How to Leverage Cloud-hosted LLM and Pay Per Usage?

By Dmitry Trifonov•May 21, 2025

llminferencecloudriftllmops

Overview of the CloudRift LLM-as-a-service

With LLM-as-a-Service (LLMaaS), developers can tap into the power of state-of-the-art language models through simple APIs and pay only for what they use, down to the token. LLM-as-a-Service gives you API access to pre-trained large language models hosted in the cloud: no training, servers, or DevOps headaches. You send a prompt; it sends a response. That’s it.

Register

First, you need to register at the CloudRift console. Go to the aforementioned link and click the “Sign Up” button.

Select the billing tab and click “Add Credit”.

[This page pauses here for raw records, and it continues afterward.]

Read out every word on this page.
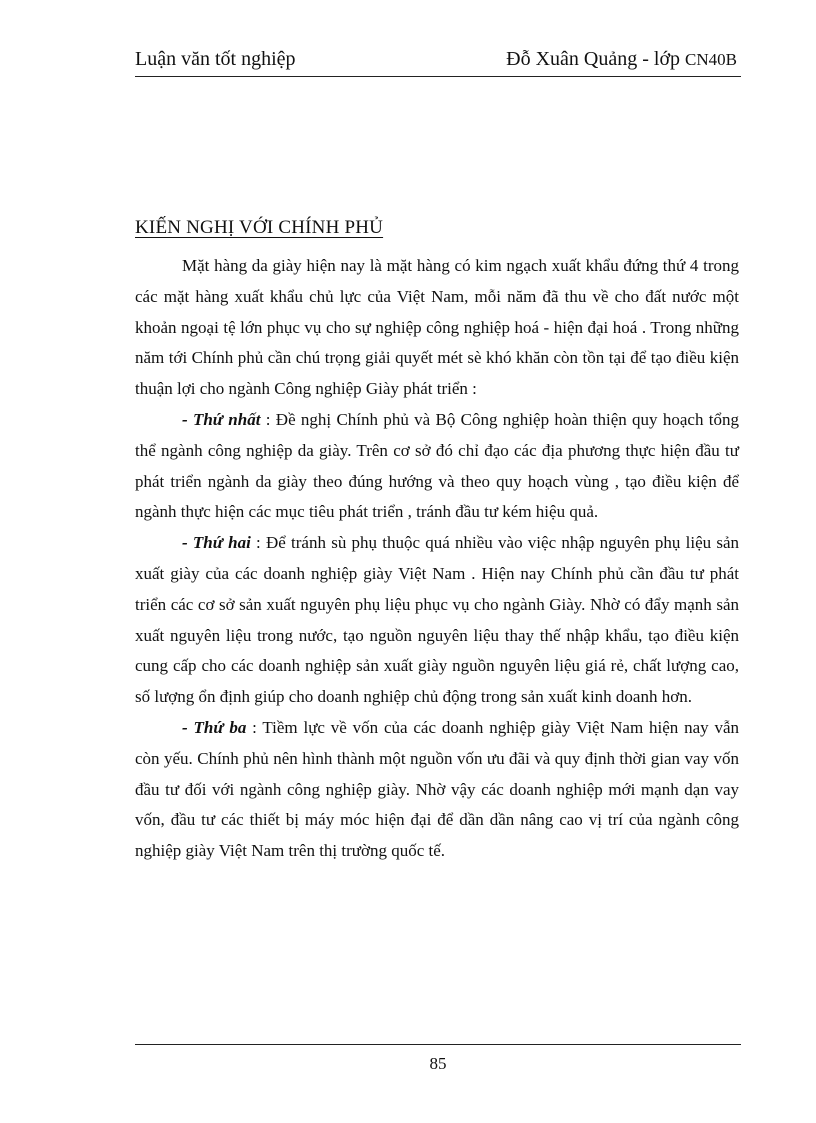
Luận văn tốt nghiệp	Đỗ Xuân Quảng - lớp CN40B
KIẾN NGHỊ VỚI CHÍNH PHỦ

Mặt hàng da giày hiện nay là mặt hàng có kim ngạch xuất khẩu đứng thứ 4 trong các mặt hàng xuất khẩu chủ lực của Việt Nam, mỗi năm đã thu về cho đất nước một khoản ngoại tệ lớn phục vụ cho sự nghiệp công nghiệp hoá - hiện đại hoá . Trong những năm tới Chính phủ cần chú trọng giải quyết mét sè khó khăn còn tồn tại để tạo điều kiện thuận lợi cho ngành Công nghiệp Giày phát triển :

- Thứ nhất : Đề nghị Chính phủ và Bộ Công nghiệp hoàn thiện quy hoạch tổng thể ngành công nghiệp da giày. Trên cơ sở đó chỉ đạo các địa phương thực hiện đầu tư phát triển ngành da giày theo đúng hướng và theo quy hoạch vùng , tạo điều kiện để ngành thực hiện các mục tiêu phát triển , tránh đầu tư kém hiệu quả.

- Thứ hai : Để tránh sù phụ thuộc quá nhiều vào việc nhập nguyên phụ liệu sản xuất giày của các doanh nghiệp giày Việt Nam . Hiện nay Chính phủ cần đầu tư phát triển các cơ sở sản xuất nguyên phụ liệu phục vụ cho ngành Giày. Nhờ có đẩy mạnh sản xuất nguyên liệu trong nước, tạo nguồn nguyên liệu thay thế nhập khẩu, tạo điều kiện cung cấp cho các doanh nghiệp sản xuất giày nguồn nguyên liệu giá rẻ, chất lượng cao, số lượng ổn định giúp cho doanh nghiệp chủ động trong sản xuất kinh doanh hơn.

- Thứ ba : Tiềm lực về vốn của các doanh nghiệp giày Việt Nam hiện nay vẫn còn yếu. Chính phủ nên hình thành một nguồn vốn ưu đãi và quy định thời gian vay vốn đầu tư đối với ngành công nghiệp giày. Nhờ vậy các doanh nghiệp mới mạnh dạn vay vốn, đầu tư các thiết bị máy móc hiện đại để dần dần nâng cao vị trí của ngành công nghiệp giày Việt Nam trên thị trường quốc tế.

85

Use the Stripe payment interface to add balance to your account using one of the available methods. $10 is enough to start.

Create an API Key

First, we need to create the API key, which will allow you to authenticate with the service. To do so, open the API Keys panel and press “Create API Key.”

Name your key and click “Create API Key”.

Finally, copy or download your key. The key will be encrypted, so you won’t be able to see it again.

Select a Model

Click the “Inference” button and select a model you want to run. Generally, choosing the right model for the task and optimizing the quality and cost is an involved process. However, for a starter, you can start from a large, general-purpose model like DeepSeek V3.

Once you click on the model you want to use the instruction window pops-up.

The quickest way to test model is to copy the cURL instructions, paste them into the command line, replace the API key with the previously saved value. You should see the model streaming the response right away.

Streaming response from an inference server when invoked via cURL

What Next?

You can use an OpenAI-style API endpoint in place of ChatGPT in any service. Leverage LLM for various tasks, such as chatbots, code generation, and translation.

LLM-as-a-Service provides a service similar to OpenAI, Anthropic, and Google Gemini at a much lower price point. Additionally, you can host your own models optimized for your specific applications and ensure the secure treatment of your data.